Recuerdo cuando lo estudiamos en el curso de Historia, que descubríamos cómo este proceso sangriento daba “un nuevo orden” que conmovía al mundo entero. Condenábamos el régimen monárquico y sus consecuencias. Luis XVI cuando procuró su recordada frase “El Estado soy yo”, no pensó lo que se le vendría encima (?), lo que había estado cosechando, con las semillas erradas, con el agua ya contaminada.
Entendíamos entonces por qué se había desencadenado esta revolución, y no era para menos. Tienes 13 años de edad (no recuerdo bien en qué año exactamente estudiamos esto) y te das cuenta de que es un gran abuso cometido por estos “poderosos”. La sorpresa viene cuando te das cuenta, tal como en las historias que nos contaban de niños, que de un minuto a otro, “la justicia debe vencer”, entonces los campesinos debían vestirse de súper héroes y hacer algo al respecto. Decir Basta, no era suficiente y cuando el suelo de todo ese hermoso paisaje parísino se pintaba de rojo, corriendo en paralelo y en perpendicular al río Sena, comprendemos que un cambio era necesario. Que sin esa revolución no se levanta el ya conocido “Liberté, Égalité, Fraternité” junto a muchas reformas políticas, sociales, culturales y económicas que afortunadamente aún no han destruido.

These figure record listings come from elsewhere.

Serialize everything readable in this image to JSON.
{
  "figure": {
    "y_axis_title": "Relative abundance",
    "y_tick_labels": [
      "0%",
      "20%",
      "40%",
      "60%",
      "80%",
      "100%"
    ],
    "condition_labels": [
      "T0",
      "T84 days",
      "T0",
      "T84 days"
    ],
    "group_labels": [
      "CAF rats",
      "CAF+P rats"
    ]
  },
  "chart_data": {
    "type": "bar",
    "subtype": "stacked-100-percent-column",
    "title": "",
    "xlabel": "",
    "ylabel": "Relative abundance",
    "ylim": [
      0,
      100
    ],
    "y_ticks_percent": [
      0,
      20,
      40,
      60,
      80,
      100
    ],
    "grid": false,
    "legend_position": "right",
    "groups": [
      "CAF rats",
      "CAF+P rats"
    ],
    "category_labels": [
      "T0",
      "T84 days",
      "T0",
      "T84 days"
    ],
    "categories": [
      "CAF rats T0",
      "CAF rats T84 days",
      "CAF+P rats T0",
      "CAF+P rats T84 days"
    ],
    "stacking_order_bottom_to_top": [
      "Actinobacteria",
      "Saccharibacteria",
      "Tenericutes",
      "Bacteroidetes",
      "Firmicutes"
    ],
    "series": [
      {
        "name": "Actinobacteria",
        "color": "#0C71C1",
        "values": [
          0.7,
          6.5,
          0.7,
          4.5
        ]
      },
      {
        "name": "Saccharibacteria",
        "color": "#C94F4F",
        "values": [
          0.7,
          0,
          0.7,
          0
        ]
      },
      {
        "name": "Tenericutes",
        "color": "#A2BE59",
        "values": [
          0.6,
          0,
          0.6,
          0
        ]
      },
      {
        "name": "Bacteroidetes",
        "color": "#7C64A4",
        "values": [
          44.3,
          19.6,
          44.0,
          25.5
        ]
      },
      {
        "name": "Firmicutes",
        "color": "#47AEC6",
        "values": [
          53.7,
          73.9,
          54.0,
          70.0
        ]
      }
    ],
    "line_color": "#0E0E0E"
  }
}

Este verano intenté hacer algunos recorridos de esa Revolución, comprender in situ el panorama, los colores, las sensaciones. Me empapé de la historia como pude, pregunté y obtuve algunas respuestas que me gustaban, otras no tanto. El mundo ha cambiado. La Revolución Francesa es contradictoria y con el correr de los años los ideales de la época se aletargan, se aquieta. Siempre creí que esa época de sueños que se hicieron realidad era un giro que ya habíamos estudiado. Hubo cambios concretos, la gente tomó en sus manos las riendas de su vida -como país- diseñando un destino que les fuera viable y digno. Siempre fue posible, porque la Historia tiende a repetirse.
Entonces la distancia se acorta, el idioma no es una barrera y la historia se revela nuevamente para mostrarnos el camino. Entonces no me siento tan lejana, porque revivimos un legado que no admite fronteras, una necesidad humana de vida digna que debe perpetuarse hasta que se haga costumbre.
Pienso que esas son las semillas más importantes que plantaron esos campesinos acá en Francia. Lo pienso mientras observo cómo los trazos de sus plantaciones echaron raíces es en mi país, en la gente, dejando un mensaje de lucha que sólo en este momento debía ver la luz. Recorro el camino y vuelvo a comprender y así me impregno de algo que nuevamente no viví.
Vivo en París, una escenografía que suena a cuento falso, a película de Hollywood, pero donde en realidad llegué porque era el lugar que me proponía desafíos que me renovaban las ganas de vivir; no hablaba la lengua y nunca fue un lugar con el que soñé. En esta escenografía que cada día amo más, siento que los muros me miran como queriendo contarme más de su Historia, como queriendo mantener despierto algo que en realidad nunca se durmió, que sigue intacto, renovando la vitalidad del ser chileno, latiendo en un solo «beat». Tal como laten las cacerolas en mis oídos, en mi corazón, en cada uno de estos pasos. Sí, nuevamente a un océano de distancia, con diferente zona horaria, con el pasado pisándome los pies, pero con un futuro que tiene la esencia que siempre anhelé; la de la dignidad por el hecho de ser.